Share

BAB 9

Aku terpukau dan takjub dengan susunan foto tersebut. Mungkin jika di ikut sertakan dalam pameran akan menjadi menarik pikirku. Hingga akhirnya kututup pintu rahasia disebalik rak buku tersebut. 

"Lancang!" Serunya ketus. Kutersentak kaget hingga buku merah itu jatuh dari tanganku.

Aku tak berani membalikkan tubuhku. Suara tegas nan dingin di belakangku membuatku gemetar. Aku sudah tertangkap basah. Kupejamkan mata. Kudengar langkah kakinya mendekat. Bisa kurasakan emosi yang tertahan darinya. Aura di kamar ini mendadak engap dan sesak. Lalu tanpa di duga dia memegang erat lenganku kemudian menarikku keluar dari kamarnya.

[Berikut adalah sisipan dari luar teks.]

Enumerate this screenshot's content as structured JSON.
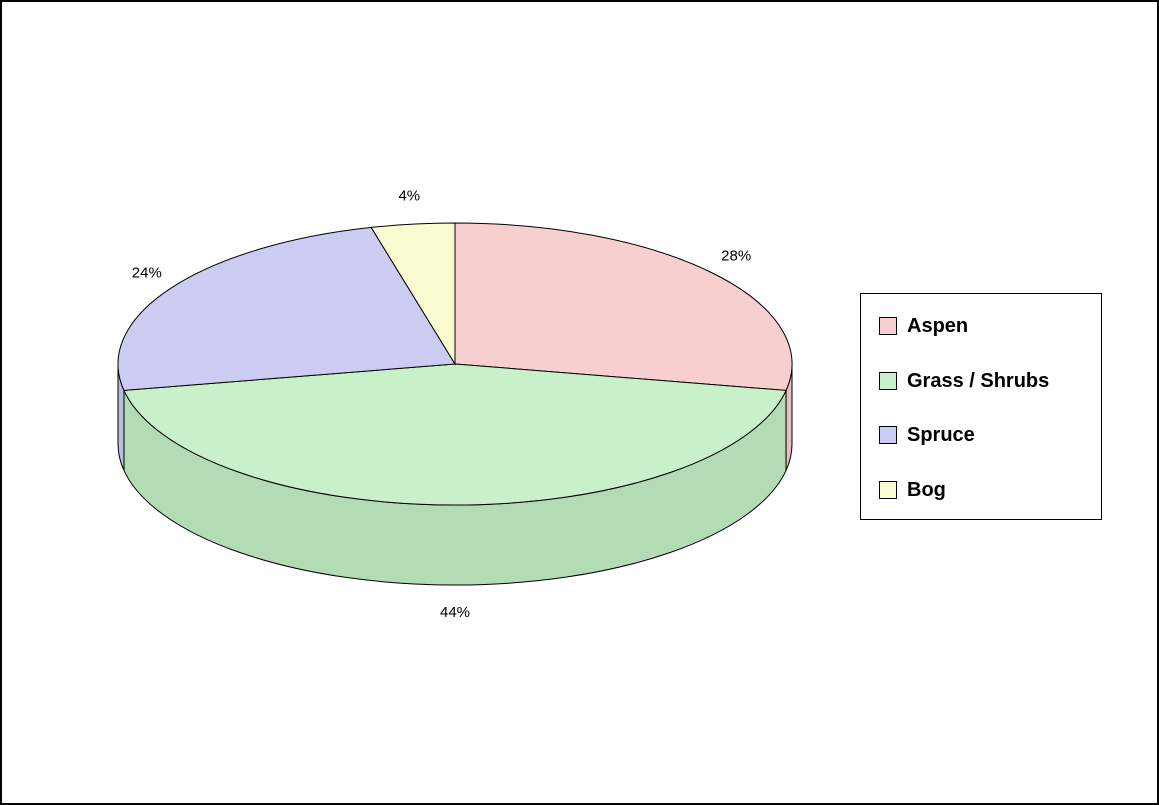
{
  "chart_data": {
    "type": "pie",
    "categories": [
      "Aspen",
      "Grass / Shrubs",
      "Spruce",
      "Bog"
    ],
    "values": [
      28,
      44,
      24,
      4
    ],
    "data_labels": [
      "28%",
      "44%",
      "24%",
      "4%"
    ],
    "colors": [
      "#f7cfd0",
      "#c9f1c9",
      "#ccccf3",
      "#fbfbd2"
    ],
    "side_colors": [
      "#e7bfc0",
      "#b4dcb4",
      "#bcbce3",
      "#ebebc2"
    ],
    "legend": {
      "placement": "right",
      "entries": [
        "Aspen",
        "Grass / Shrubs",
        "Spruce",
        "Bog"
      ]
    },
    "style": "3d"
  }
}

"Pergi!" Sergahnya seraya menutupnya sangat keras bahkan hentakannya membuat seluruh ruangan bergetar.

Kutekan dadaku. Tubuhku meluruh ke lantai. Sungguh aku sangat menyesal. Namun disatu sisi aku merasa takjub. Ada satu hal yang membuatku semakin tersadar. Dia bukan laki-laki sembarangan. Foto-foto tadi membuktikan segalanya. Aku tak tahu siluet siapakah  itu. Namun sepertinya itu sangat berarti untuknya. Apakah dia seorang fotografer handal? Namun kenapa dia menyembunyikannya begitu rapat? Dan ada banyak sekali foto yang dibalik. Sepertinya baru saja di cetak. 

Kuberjalan memasuki kamar. Merutuki diri sendiri. Betapa bodoh dan cerobohnya aku? Kenapa tidak langsung keluar setelah melihat ruang rahasia itu. Malah terpaku dan takjub melihat pemandanan yang disuguhkan dari ruangan itu.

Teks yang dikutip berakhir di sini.